The musings of an aspiring carver of space

My complaint to GOV.UK regarding COVID-19 information

Summary

I have some recommendations for your COVID-19 page on GOV.UK:

  1. Develop an easy-read policy and link to it prominently, near the top of the page, before most visitors would need to scroll down.

  2. Summarise this policy

    1. Display a summary of this policy, in bullet form, on your COVID-19 page. Again, have it so that most visitors will be able to read the whole summary without having to scroll.

    2. This will invariably mean that you will be limited in the number of points you can include. (Certainly less than ten; probably less than five.) Include the most important points, both in terms of DOs and DON'Ts, and a timestamp indicating when the list last changed.

    3. When considering these 'most important points', look to the future. Today (14/07), for example, I would argue that the following should be included, even in a Top 5 list: Soon, face masks will need to be worn sometimes. This will start on Monday, 20 July. We will provide more information before then. Or something like that. (I'm not versed in all the rules of easy-read policy.)

  3. Consider ending the web page before most visitors would need to scroll. Most visitors won't scroll anyway. (This has been studied.) Consider ending the page with a link to further information (which could include all the information that you currently have on the COVID-19 page).

  4. Consider changing the stylesheet back to the standard GOV.UK one. For reasons I will outline below, those colours spike my anxiety before I've even managed to read one word of the page in question.

Thank you for your time. For clarity, this message can be read in conjunction with the survey feedback marked with REFhash0087NCOVID19.

End of Summary

Further details

On Sunday, 15 March, I had a panic attack.

It was directly related to UK Government messaging.

Someone pointed me to a YouTube video that Matt Hancock's Twitter feed had implicitly endorsed (i.e., favourited/loved). (I think another UK Government account had done so as well, but the details fade.) The video featured someone I'd never heard of, in their back garden, with jugs of water, some with holes in, talking about how to keep our hospitals from being overwhelmed.

I thought, that's an odd thing for a UK Government account to be interacting with. Is this representative of the official policy? How are they going to let some of us carry on with our lives, while preventing others from doing so?

At which point, I stopped and smiled. Don't be silly, I thought. If Matt Hancock's team has time to be on Twitter, surely it's because GOV.UK has the ground truth; it will tell me what I need to know.

Do you recall what your web page looked like back then?

It was, entirely — as far as my increasingly anxious mind would allow me to read, anyway — about what to do if I was symptomatic.

In other words, I HAD NO INFORMATION about what to do, other than to maybe go and see whether Hancock had liked any other video analogies that might shed some light ON HOW TO ENSURE THE SAFETY OF THE MANY VULNERABLE PEOPLE IN MY CIRCLE.

At this point, I screamed. I ranted at the person who'd sent me the link, even though I actually love them. Then I powered off my phone. Then I had a lot of whisky.

Now, whenever I see that hazard-tape style imaging on your COVID-19 page, I'm right back there. Sunday, 15 March. Panicking. Because you didn't do your job. Lockdown was less than 24 hours away, yet you had no information for the vast majority of the UK population. Nothing. Except for your GOV.UK Twitter account(s) irresponsibly leaving us to guess at the official UK Government policy.

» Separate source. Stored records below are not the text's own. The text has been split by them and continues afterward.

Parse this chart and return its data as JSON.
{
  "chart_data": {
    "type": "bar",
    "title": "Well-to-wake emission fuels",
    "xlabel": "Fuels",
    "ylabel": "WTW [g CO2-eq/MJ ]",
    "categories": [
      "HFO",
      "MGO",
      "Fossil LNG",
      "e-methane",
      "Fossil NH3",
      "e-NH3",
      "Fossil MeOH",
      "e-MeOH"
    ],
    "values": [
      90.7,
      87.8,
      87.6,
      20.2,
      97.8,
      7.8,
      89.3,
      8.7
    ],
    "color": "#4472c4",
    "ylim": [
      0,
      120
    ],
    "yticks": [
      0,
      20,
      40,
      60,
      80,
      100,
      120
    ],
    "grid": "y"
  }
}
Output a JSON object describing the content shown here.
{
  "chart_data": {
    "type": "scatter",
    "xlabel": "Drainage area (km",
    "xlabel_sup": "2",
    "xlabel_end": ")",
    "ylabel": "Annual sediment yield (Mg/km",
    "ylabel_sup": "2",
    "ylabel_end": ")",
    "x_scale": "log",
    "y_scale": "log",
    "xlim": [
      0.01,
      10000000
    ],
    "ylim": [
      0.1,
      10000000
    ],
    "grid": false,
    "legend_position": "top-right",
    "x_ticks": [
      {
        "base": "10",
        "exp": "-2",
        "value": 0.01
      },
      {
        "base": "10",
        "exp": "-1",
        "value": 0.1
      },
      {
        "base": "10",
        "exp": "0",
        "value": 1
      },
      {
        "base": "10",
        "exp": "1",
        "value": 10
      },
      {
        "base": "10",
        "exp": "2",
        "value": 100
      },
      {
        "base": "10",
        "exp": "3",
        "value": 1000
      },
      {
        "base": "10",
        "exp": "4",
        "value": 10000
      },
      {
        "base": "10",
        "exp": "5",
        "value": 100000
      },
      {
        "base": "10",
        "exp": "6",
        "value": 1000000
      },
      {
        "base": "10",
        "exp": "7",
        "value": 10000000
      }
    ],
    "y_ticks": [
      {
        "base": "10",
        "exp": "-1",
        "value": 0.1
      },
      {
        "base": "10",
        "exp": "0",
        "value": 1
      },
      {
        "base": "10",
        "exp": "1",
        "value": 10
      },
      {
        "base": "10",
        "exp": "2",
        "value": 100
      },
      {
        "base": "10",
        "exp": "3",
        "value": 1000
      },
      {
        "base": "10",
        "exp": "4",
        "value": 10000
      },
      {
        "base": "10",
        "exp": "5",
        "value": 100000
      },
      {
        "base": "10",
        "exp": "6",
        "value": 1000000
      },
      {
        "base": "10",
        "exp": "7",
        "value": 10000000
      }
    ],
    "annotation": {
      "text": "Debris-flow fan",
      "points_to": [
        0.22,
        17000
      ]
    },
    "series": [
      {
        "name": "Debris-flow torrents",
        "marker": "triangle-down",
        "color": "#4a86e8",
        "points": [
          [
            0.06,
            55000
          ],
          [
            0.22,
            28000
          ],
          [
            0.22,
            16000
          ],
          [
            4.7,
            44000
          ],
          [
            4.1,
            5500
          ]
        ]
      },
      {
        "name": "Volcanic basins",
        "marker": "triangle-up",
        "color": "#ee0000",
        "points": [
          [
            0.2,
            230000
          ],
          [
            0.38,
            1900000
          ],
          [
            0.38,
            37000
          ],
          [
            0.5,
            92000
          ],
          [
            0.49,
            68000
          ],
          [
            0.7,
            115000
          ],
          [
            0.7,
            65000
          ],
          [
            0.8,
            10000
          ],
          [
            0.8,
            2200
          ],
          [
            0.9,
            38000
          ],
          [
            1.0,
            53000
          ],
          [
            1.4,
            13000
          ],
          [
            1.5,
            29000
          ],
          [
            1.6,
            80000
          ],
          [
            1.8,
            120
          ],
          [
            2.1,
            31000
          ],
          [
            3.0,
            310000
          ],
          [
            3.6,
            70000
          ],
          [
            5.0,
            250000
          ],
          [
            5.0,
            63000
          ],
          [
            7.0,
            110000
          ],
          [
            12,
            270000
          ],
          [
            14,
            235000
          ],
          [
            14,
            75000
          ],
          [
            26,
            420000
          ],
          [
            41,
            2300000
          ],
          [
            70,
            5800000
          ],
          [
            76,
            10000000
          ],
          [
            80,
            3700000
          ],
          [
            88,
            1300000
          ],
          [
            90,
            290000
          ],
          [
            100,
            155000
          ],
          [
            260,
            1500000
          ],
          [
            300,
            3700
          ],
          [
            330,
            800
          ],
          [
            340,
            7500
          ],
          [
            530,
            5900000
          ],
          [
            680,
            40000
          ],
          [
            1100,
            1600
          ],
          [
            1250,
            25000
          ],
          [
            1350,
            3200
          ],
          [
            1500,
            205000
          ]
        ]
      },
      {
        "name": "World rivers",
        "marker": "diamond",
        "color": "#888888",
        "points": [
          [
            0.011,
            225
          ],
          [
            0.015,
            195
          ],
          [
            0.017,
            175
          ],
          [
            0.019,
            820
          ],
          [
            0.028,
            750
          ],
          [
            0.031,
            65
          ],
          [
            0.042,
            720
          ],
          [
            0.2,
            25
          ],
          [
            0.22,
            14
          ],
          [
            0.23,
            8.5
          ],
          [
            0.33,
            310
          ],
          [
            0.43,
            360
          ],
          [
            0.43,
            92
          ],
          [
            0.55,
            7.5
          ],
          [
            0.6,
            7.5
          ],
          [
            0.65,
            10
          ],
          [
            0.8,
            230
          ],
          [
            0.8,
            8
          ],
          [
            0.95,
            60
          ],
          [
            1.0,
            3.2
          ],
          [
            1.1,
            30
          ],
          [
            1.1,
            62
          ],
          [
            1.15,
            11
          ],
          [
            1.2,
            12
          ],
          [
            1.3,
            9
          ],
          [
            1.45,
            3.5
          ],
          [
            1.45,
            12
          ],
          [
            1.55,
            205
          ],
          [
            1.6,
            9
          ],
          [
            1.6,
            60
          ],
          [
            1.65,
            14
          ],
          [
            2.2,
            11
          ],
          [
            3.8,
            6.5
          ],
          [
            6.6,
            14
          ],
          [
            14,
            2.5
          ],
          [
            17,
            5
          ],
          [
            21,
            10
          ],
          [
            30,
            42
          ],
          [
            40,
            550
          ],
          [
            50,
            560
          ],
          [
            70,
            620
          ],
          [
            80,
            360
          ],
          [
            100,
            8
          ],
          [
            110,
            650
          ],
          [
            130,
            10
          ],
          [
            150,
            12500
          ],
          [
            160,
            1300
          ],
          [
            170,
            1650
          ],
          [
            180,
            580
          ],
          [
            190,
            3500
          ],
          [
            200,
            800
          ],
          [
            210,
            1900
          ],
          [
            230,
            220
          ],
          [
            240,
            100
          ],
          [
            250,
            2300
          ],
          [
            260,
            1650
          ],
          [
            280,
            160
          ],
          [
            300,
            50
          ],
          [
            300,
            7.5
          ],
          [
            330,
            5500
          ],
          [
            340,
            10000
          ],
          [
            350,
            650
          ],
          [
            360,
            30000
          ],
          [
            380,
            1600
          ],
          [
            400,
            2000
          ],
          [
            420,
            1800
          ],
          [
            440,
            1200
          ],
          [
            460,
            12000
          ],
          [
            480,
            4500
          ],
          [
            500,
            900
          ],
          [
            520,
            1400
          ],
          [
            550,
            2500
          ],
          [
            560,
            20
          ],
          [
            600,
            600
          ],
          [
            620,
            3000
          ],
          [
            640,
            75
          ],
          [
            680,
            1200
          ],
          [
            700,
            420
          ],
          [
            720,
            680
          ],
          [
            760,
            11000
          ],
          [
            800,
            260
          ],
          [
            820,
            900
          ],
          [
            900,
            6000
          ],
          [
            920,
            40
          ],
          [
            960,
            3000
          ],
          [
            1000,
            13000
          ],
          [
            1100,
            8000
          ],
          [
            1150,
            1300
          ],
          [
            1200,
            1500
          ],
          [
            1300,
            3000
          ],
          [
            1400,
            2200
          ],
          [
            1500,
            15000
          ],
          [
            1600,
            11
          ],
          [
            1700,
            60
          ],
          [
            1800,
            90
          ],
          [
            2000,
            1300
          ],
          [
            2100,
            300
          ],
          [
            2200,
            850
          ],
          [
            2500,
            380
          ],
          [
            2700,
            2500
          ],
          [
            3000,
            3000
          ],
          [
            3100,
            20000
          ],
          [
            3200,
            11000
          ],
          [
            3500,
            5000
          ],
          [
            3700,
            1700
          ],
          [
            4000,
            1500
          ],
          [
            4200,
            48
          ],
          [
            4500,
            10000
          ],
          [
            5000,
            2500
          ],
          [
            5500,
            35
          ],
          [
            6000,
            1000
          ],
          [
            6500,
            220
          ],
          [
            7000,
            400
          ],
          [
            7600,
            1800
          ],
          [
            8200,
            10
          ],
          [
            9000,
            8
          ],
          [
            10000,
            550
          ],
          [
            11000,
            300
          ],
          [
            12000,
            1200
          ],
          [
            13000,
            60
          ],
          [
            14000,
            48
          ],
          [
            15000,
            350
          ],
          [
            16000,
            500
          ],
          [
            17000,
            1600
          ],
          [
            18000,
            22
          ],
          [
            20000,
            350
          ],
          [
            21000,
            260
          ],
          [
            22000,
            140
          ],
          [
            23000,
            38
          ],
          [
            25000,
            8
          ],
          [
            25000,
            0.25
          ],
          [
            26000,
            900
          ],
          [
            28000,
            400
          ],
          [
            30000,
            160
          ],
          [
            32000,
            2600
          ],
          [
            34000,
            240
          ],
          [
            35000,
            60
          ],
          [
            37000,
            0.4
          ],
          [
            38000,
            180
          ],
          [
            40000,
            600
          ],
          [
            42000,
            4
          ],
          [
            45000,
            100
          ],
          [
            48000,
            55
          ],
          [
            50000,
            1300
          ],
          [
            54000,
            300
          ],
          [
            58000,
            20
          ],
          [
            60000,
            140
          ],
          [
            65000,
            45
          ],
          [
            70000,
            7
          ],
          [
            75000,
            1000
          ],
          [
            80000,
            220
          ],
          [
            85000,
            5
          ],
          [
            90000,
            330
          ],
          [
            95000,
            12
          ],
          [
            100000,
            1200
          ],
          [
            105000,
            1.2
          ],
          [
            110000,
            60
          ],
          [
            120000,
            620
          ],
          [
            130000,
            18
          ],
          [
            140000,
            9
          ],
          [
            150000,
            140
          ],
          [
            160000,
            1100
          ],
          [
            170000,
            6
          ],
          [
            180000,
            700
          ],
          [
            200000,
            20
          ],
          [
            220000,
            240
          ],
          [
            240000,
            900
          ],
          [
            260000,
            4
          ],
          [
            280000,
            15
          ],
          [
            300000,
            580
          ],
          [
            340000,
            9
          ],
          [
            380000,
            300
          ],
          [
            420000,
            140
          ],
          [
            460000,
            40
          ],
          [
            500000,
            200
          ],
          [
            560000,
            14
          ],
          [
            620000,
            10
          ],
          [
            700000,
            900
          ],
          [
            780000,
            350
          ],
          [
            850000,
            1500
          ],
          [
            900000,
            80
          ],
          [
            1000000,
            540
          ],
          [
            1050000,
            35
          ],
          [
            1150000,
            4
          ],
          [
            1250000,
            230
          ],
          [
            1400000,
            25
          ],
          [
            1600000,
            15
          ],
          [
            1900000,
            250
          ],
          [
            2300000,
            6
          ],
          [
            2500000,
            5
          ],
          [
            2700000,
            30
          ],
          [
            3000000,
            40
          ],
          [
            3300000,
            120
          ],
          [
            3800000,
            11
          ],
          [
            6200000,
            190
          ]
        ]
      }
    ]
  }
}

I would be ashamed of myself, were I responsible for that site. And it hasn't changed: speculation about where and when face masks will be required is rampant, yet you don't have anything about it on that page right now. I know that there is no official position right now, but there is an official position on when that to-be-determined policy will come into force...

PUT SOMETHING ABOUT THAT ON THE COVID-19 PAGE.

There are people out there who are trying their best to control their anxiety in this unprecedented situation. Knowing that they should buy face masks now, for the near future, is important. No, they can't be watching the daily briefings — if those are still going on. No, they can't bear to read the papers. They can't really bear to read your COVID-19 web page, but they are forcing themselves to do so, hoping in vain for some concise, clear information about what to do now, and in the coming week.

Please think of them.

End of Further details

Thank you for your time.

Regards,

John Jarvis

MESSAGE ENDS

Note: edited for clarity. (I was upset when I wrote this. Go figure.)